Senior officials from the 21 member economies of the Asia-Pacific Economic Cooperation forum met at the mountain resort of Big Sky, Montana, yesterday and today to seek deeper regional economic integration, promote sustainable growth, and facilitate job creation. The officials convened for the second time this year to continue deliberations on how best to achieve concrete results through the APEC process.
U.S. Deputy National Security Advisor for International Economic Affairs Michael Froman, who chaired the meeting, thanked officials from the region for all their hard work and was optimistic on the prospects of completing ambitious initiatives by the time President Obama hosts the APEC Leaders in Honolulu in November.
APEC representatives considered ways to build toward a seamless regional economy by advancing three priorities in 2011: strengthening regional economic integration and expanding trade and investment; encouraging green growth; and advancing regulatory cooperation and convergence in order to reduce the barriers that businesses—especially smaller companies—face in the region. To this end, they discussed ways to enhance public-private cooperation, leverage clean technologies, and make it easier, faster, and cheaper to conduct business in the region.
APEC officials agreed to address next generation trade and investment issues this year, including facilitating global supply chains, enhancing SMEs’ participation in production chains, and promoting effective, non-discriminatory, and market-driven innovation policy. APEC’s work in these areas will make an important contribution to strengthening regional integration and expanding trade—and will move economies in the region closer to achievement of a free trade area of the Asia-Pacific (FTAAP), a next generation trade agreement.

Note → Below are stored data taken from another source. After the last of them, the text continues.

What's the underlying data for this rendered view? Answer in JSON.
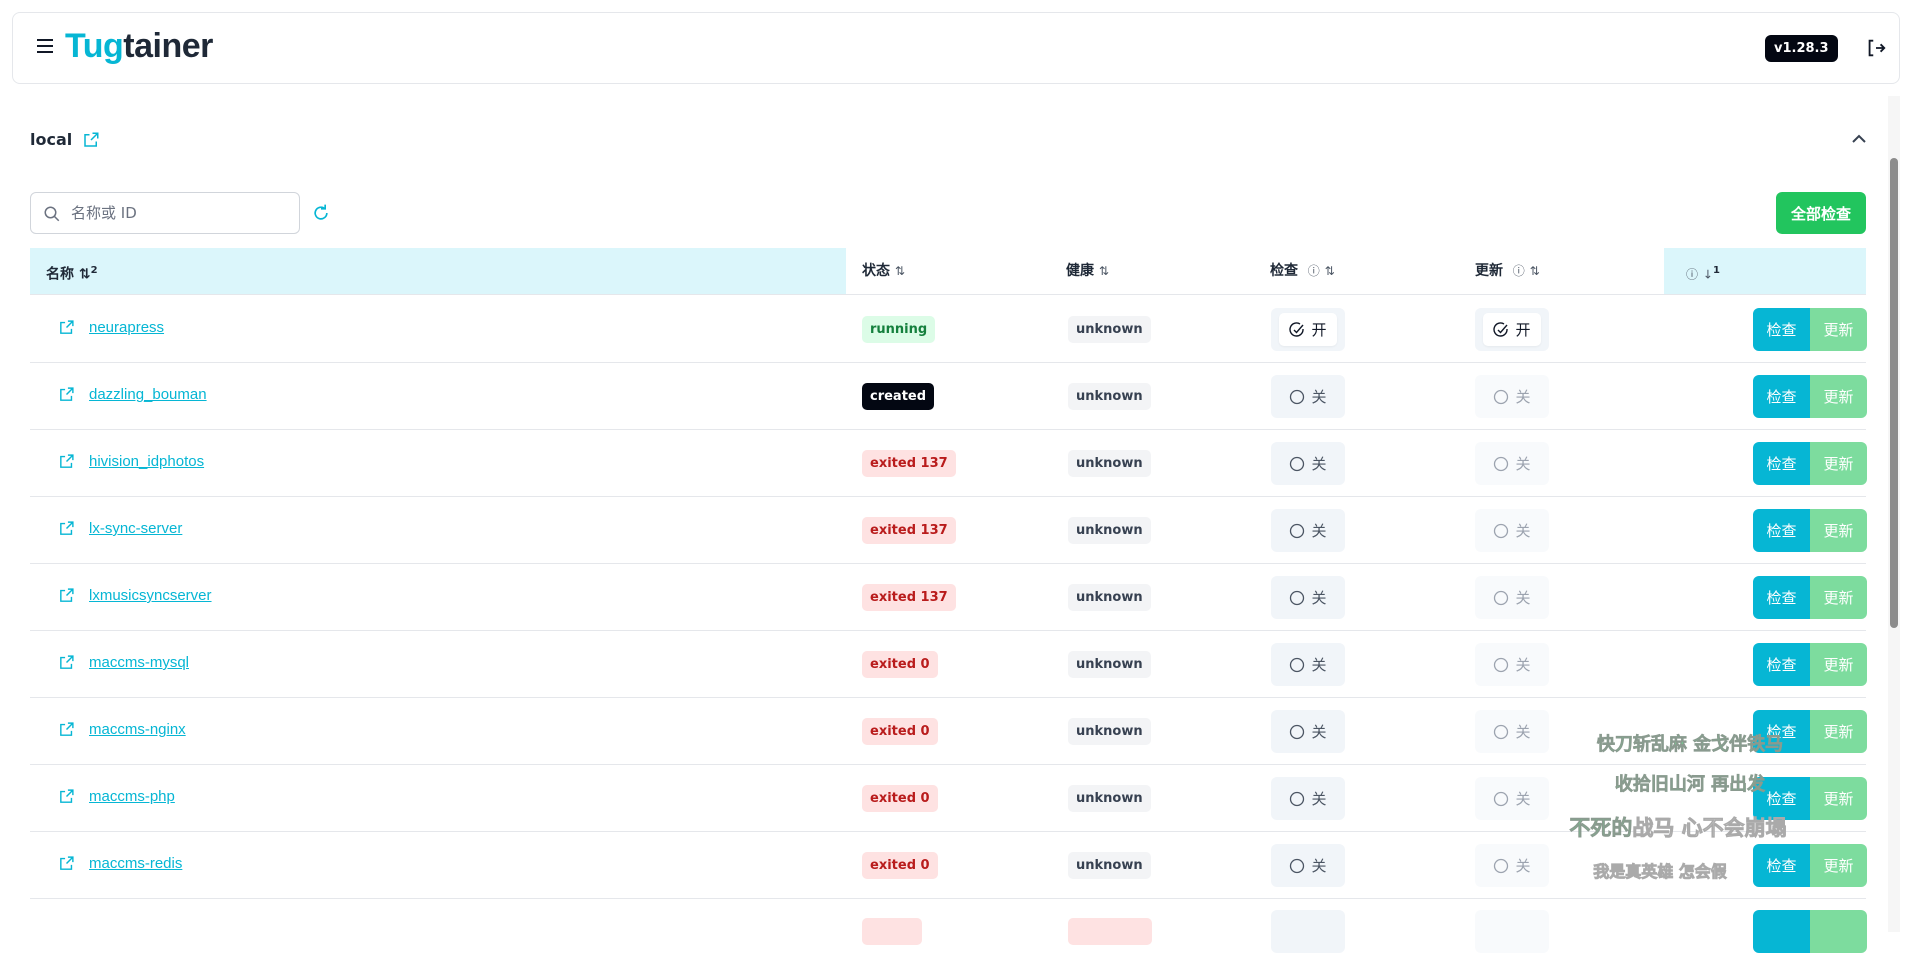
{
  "header": {
    "title_accent": "Tug",
    "title_rest": "tainer",
    "version": "v1.28.3"
  },
  "host": {
    "name": "local"
  },
  "toolbar": {
    "search_placeholder": "名称或 ID",
    "check_all_label": "全部检查"
  },
  "table": {
    "columns": {
      "name": "名称",
      "name_sort_index": "2",
      "status": "状态",
      "health": "健康",
      "check": "检查",
      "update": "更新",
      "actions_sort_index": "1"
    },
    "rows": [
      {
        "name": "neurapress",
        "status": "running",
        "status_type": "running",
        "health": "unknown",
        "check": "开",
        "check_on": true,
        "update": "开",
        "update_on": true
      },
      {
        "name": "dazzling_bouman",
        "status": "created",
        "status_type": "created",
        "health": "unknown",
        "check": "关",
        "check_on": false,
        "update": "关",
        "update_on": false
      },
      {
        "name": "hivision_idphotos",
        "status": "exited 137",
        "status_type": "exited",
        "health": "unknown",
        "check": "关",
        "check_on": false,
        "update": "关",
        "update_on": false
      },
      {
        "name": "lx-sync-server",
        "status": "exited 137",
        "status_type": "exited",
        "health": "unknown",
        "check": "关",
        "check_on": false,
        "update": "关",
        "update_on": false
      },
      {
        "name": "lxmusicsyncserver",
        "status": "exited 137",
        "status_type": "exited",
        "health": "unknown",
        "check": "关",
        "check_on": false,
        "update": "关",
        "update_on": false
      },
      {
        "name": "maccms-mysql",
        "status": "exited 0",
        "status_type": "exited",
        "health": "unknown",
        "check": "关",
        "check_on": false,
        "update": "关",
        "update_on": false
      },
      {
        "name": "maccms-nginx",
        "status": "exited 0",
        "status_type": "exited",
        "health": "unknown",
        "check": "关",
        "check_on": false,
        "update": "关",
        "update_on": false
      },
      {
        "name": "maccms-php",
        "status": "exited 0",
        "status_type": "exited",
        "health": "unknown",
        "check": "关",
        "check_on": false,
        "update": "关",
        "update_on": false
      },
      {
        "name": "maccms-redis",
        "status": "exited 0",
        "status_type": "exited",
        "health": "unknown",
        "check": "关",
        "check_on": false,
        "update": "关",
        "update_on": false
      }
    ],
    "row_actions": {
      "check": "检查",
      "update": "更新"
    }
  },
  "lyrics": {
    "line1": "快刀斩乱麻  金戈伴铁马",
    "line2": "收拾旧山河  再出发",
    "line3_sung": "不死的",
    "line3_rest": "战马  心不会崩塌",
    "line4": "我是真英雄  怎会假"
  },
  "colors": {
    "accent": "#06b6d4",
    "success": "#22c55e",
    "update_btn": "#7ddc9e"
  }
}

Senior officials discussed how APEC can make progress to address trade and investment in environmental goods, technology and services, which create unnecessary obstacles in a sector which is critical to APEC’s green growth objectives. APEC also agreed to advance work related to illegal logging and associated trade.
Public-private cooperation is a traditional strength of APEC and APEC officials discussed ways to further enhance the role of the private sector in APEC discussions. As one step, they endorsed a proposal for a Policy Partnership on Women and the Economy, which will help elevate the profile of women’s issues in the region. Senior Officials also were united on the need for effective action in light of recent natural disasters in the region, and considered steps, including through public-private cooperation, that APEC can take to help strengthen emergency preparedness.
APEC senior officials also made strides toward development of a robust work plan on fossil fuel subsidy reform. APEC’s work in this area will focus on technical assistance and capacity building with a particular emphasis on employing best practices for phasing out subsidies while providing essential energy services to vulnerable populations. APEC senior officials also welcomed efforts to explore the use of low-carbon development strategies as an essential component of sustainable growth in the Asia-Pacific region, noting that some APEC economies have shown leadership in this area by developing integrated environmental and economic growth plans.
APEC officials also advanced work on structural reform, a key element of APEC’s strategy to promote higher quality growth in the Asia-Pacific region that is strong, balanced, inclusive and sustainable. Under APEC’s New Strategy for Structural Reform—endorsed by leaders last year in Yokohama—each APEC member economy is working to identify its priority areas for structural reform before leaders meet again in Hawaii in November.
The APEC Senior Officials met just prior to the APEC Ministers Responsible for Trade and Small and Medium Enterprise Ministers, who are to convene from May 19-21 here and will focus on APEC’s 2011 agenda to further advance free and open trade in the region.